Laberinto interno de sellados pasadizos; laberinto sin puertas de ingreso, ni de salida; las que poco a poco se fueron abriendo. Primero fue Anne Sullivan, experta en ciegos, su ángel tutelar, siempre y todos los días trabajando con ella. La Sullivan le hacía  tocar algo, el agua, por ejemplo, y luego en las manos de la Keller escribía la palabra correspondiente, para que la captara en su mente. Después fue la terapista Sara Fuller. Helen introducía sus dedos en la boca de Sara, quien pronunciaba una letra. Primero la m, luego la p, luego la t y así sucesivamente, captadas por la Keller mediante las vibraciones. La Fuller podría pensar que “sostener esos dedos era como sentir el leve acariciar de una mariposa”. En la última sesión, cuando la terapista se despedía recomendándole que practicara, Keller pronunció las para ella cuatro palabras mágicas, de resurrección, de elevación, y fueron: “ya… no…soy…muda”. 

Luego de hablar vino el escuchar. Helen colocaba sus dedos en los labios de la persona, practicaba, hasta que por sus vibraciones aprendió a traducirlas en palabras en su cerebro. “Ya escucho”, dijo. Así oyó cantar al Gran Caruso. Y fue más allá.
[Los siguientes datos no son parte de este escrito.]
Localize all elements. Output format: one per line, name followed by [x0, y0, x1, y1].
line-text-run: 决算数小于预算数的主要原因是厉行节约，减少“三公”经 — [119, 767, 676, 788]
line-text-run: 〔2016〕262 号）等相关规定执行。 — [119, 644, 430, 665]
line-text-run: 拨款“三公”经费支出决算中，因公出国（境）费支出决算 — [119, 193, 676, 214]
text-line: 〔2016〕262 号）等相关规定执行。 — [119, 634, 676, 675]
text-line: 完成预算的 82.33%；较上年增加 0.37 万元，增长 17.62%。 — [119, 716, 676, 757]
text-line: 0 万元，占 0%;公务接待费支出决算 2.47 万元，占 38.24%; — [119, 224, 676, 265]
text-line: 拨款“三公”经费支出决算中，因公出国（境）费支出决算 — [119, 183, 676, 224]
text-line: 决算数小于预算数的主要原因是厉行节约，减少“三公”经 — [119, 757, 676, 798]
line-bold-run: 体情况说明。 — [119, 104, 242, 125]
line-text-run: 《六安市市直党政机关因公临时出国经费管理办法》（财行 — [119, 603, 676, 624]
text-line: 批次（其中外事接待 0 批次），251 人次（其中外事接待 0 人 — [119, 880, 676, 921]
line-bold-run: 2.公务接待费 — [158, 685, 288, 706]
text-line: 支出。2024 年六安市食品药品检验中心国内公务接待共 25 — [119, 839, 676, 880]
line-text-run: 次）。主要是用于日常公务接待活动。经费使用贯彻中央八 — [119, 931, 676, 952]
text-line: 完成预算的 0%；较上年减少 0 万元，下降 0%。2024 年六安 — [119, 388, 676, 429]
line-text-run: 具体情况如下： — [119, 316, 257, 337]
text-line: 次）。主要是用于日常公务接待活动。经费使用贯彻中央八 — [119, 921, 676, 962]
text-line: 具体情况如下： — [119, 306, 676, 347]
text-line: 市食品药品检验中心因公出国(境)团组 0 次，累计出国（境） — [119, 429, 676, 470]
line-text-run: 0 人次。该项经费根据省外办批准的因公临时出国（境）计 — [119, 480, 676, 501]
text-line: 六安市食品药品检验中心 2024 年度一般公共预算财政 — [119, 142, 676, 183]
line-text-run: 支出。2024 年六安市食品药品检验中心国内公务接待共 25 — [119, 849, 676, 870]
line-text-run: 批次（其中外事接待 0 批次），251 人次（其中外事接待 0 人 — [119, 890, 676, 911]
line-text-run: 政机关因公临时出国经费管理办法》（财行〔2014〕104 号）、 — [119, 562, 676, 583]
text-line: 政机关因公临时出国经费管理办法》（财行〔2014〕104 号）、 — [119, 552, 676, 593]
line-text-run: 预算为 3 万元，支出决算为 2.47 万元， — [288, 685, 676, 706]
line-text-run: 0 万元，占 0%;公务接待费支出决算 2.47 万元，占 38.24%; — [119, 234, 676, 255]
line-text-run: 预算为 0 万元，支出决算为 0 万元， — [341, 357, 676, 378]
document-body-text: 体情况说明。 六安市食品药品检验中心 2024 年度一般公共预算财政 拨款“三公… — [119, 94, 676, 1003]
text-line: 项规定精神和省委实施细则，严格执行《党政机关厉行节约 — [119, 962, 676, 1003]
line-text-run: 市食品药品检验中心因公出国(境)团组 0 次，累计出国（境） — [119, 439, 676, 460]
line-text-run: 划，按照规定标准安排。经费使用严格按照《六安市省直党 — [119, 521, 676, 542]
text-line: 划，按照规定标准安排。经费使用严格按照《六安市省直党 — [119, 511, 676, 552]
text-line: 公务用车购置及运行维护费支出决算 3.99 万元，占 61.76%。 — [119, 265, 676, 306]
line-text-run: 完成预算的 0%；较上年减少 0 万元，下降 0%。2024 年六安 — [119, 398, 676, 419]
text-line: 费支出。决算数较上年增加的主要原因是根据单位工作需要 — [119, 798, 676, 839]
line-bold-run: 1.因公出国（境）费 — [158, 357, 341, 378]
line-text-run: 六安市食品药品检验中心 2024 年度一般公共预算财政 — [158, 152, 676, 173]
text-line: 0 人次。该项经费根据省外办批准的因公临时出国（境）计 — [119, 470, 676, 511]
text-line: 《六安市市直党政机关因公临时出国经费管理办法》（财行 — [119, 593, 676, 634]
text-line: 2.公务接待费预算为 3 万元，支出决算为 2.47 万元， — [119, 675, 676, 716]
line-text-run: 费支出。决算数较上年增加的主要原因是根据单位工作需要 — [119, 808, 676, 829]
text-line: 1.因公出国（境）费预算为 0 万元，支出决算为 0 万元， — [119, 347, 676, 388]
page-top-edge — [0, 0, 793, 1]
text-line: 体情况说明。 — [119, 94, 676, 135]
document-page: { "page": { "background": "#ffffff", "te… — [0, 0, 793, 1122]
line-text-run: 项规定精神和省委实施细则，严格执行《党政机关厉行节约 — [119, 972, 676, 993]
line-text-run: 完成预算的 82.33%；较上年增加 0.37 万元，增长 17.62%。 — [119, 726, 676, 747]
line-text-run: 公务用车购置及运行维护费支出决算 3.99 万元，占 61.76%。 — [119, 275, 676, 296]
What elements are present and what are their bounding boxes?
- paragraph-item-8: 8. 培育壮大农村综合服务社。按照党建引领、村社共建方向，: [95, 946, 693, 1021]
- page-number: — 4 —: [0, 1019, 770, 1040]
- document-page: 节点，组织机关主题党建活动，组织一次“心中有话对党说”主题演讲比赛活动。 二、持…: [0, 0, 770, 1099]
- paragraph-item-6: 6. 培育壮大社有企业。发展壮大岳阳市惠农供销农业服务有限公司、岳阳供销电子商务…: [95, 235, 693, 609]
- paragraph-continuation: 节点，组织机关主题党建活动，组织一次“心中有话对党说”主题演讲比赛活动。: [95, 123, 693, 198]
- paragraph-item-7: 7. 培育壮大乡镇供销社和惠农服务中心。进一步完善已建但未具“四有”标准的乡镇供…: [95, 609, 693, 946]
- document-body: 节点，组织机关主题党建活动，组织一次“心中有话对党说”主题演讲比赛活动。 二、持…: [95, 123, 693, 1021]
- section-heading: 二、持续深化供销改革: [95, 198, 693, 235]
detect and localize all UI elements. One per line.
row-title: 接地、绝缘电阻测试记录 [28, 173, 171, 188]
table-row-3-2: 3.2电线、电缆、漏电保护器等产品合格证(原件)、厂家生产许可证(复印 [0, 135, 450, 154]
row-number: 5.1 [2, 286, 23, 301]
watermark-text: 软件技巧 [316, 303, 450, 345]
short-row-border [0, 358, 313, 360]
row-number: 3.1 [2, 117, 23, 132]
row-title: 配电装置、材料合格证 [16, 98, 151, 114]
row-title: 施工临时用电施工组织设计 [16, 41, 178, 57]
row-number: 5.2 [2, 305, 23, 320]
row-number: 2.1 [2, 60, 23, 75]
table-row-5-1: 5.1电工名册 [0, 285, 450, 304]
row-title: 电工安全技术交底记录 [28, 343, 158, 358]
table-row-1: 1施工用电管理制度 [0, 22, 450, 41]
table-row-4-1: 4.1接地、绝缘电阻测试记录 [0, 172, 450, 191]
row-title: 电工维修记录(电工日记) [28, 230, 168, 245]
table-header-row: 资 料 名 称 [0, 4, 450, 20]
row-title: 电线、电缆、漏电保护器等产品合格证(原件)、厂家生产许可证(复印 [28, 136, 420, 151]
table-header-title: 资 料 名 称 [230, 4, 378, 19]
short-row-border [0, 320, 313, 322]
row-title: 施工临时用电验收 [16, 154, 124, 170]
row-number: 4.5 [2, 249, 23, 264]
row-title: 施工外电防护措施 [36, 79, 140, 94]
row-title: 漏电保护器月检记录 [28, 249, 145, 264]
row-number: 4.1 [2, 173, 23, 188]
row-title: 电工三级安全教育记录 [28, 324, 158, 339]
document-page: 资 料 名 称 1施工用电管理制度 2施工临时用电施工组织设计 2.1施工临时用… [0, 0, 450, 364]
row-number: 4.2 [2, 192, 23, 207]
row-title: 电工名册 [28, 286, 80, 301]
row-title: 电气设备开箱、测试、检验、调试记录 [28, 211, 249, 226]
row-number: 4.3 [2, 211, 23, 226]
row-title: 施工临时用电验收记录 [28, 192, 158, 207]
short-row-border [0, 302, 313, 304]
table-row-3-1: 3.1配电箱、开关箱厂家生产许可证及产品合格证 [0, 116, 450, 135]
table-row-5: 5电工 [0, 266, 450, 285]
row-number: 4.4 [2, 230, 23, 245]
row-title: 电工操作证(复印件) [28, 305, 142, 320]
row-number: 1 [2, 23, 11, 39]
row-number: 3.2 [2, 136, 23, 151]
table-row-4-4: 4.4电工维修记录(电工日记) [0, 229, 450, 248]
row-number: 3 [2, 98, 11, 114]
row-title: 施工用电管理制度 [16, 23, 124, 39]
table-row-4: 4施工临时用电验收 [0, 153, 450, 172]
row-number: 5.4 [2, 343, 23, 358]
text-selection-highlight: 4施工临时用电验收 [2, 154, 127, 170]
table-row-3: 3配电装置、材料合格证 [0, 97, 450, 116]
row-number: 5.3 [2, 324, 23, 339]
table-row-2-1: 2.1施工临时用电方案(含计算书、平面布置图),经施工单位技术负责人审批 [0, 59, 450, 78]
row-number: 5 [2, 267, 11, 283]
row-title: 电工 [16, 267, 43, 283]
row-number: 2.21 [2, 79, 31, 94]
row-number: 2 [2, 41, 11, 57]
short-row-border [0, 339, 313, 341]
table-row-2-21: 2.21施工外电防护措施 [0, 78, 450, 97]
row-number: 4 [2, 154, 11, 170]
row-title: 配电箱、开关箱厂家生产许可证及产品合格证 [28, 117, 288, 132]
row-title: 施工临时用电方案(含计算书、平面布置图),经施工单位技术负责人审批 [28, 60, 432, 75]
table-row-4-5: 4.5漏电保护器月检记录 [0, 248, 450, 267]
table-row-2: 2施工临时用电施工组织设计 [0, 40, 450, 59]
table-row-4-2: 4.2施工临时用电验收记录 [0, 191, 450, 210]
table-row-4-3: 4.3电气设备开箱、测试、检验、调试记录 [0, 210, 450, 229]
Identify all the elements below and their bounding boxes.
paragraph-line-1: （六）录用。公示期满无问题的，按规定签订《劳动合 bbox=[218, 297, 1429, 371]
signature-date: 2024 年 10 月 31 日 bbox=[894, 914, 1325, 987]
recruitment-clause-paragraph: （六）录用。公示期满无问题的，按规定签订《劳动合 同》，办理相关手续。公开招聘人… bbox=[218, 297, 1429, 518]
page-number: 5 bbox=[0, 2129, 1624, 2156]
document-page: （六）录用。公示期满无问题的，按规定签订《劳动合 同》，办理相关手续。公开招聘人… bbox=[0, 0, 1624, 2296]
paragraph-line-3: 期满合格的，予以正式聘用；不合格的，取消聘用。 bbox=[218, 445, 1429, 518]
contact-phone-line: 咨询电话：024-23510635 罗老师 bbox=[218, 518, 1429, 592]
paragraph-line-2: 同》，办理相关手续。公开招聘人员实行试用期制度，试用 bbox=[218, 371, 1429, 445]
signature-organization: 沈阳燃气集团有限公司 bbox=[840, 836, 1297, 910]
El gran violinista Jascha Heifetz interpretó para ella varias composiciones, mientras la Keller, con levedad, colocaba sus dedos sobre la caja del instrumento y así captaba por la vibración la correspondiente melodía.

Fue una épica individual y singular. Como una catarata de creatividad, escribió muchos libros. Incluso con títulos de sensibilidad y poesía: “Luz en mi Oscuridad” y “Paz en el Atardecer”. Ella comenzó su “Historia de mi Vida”, con una ondulante confesión de leves incertidumbres ante sus desafíos, que continuaron siendo muchos. Con humildad confesó: “No sin cierto temor comienzo a escribir la historia de mi vida. Supersticiosa vacilación se apodera de mí cuando intento descorrer el velo que oculta mi infancia tras una dorada niebla”. Pronunció muchas conferencias en su país y en más de treinta países extranjeros. Sirvió como ejemplo y se entregó a muchas bellas y diversas causas. 

Helen Keller fue varias veces condecorada como una vida ejemplar de superación, de generosidad y de servicio. Esa su vida refuta el ácido “Informe sobre ciegos”, de Ernesto Sábato, un adulto mayor ya ciego. Más bien, con Borges, otro ciego, en el “Poema de los Dones”, diría ella, si lo hubiere leído: “Nadie rebaje a lágrima o reproche… lento en mi sombra, la penumbra hueca…”. 

Helen Keller fue grande por sus méritos propios, pero también porque hay una justicia poética, y, en mi opinión, especialmente porque fue grata. Y la gratitud paga. Y paga bien. Y siempre. Y colma el espíritu. Y no importa lo que demore en el tiempo. Agradecida afirmó: “Todo tiene sus maravillas, incluso la oscuridad y el silencio, y aprendo, sea cual sea el estado en el que me encuentre” Y ya próxima a morir, le confesó a un amigo: “En estos oscuros y silenciosos años, agradezco a Dios que ha estado utilizando mi vida para un propósito que no conozco, pero un día lo entenderé y entonces estaré satisfecha”. Y eso que también se le negó el amor, eso “que nos deja ver a los otros como los ve la divinidad”. Tantas causas defendió, y apacible y grata pasó por la vida prodigando la buenaventura, algo así como “por el misterio de la rosa, que prodiga el color y que no lo ve”.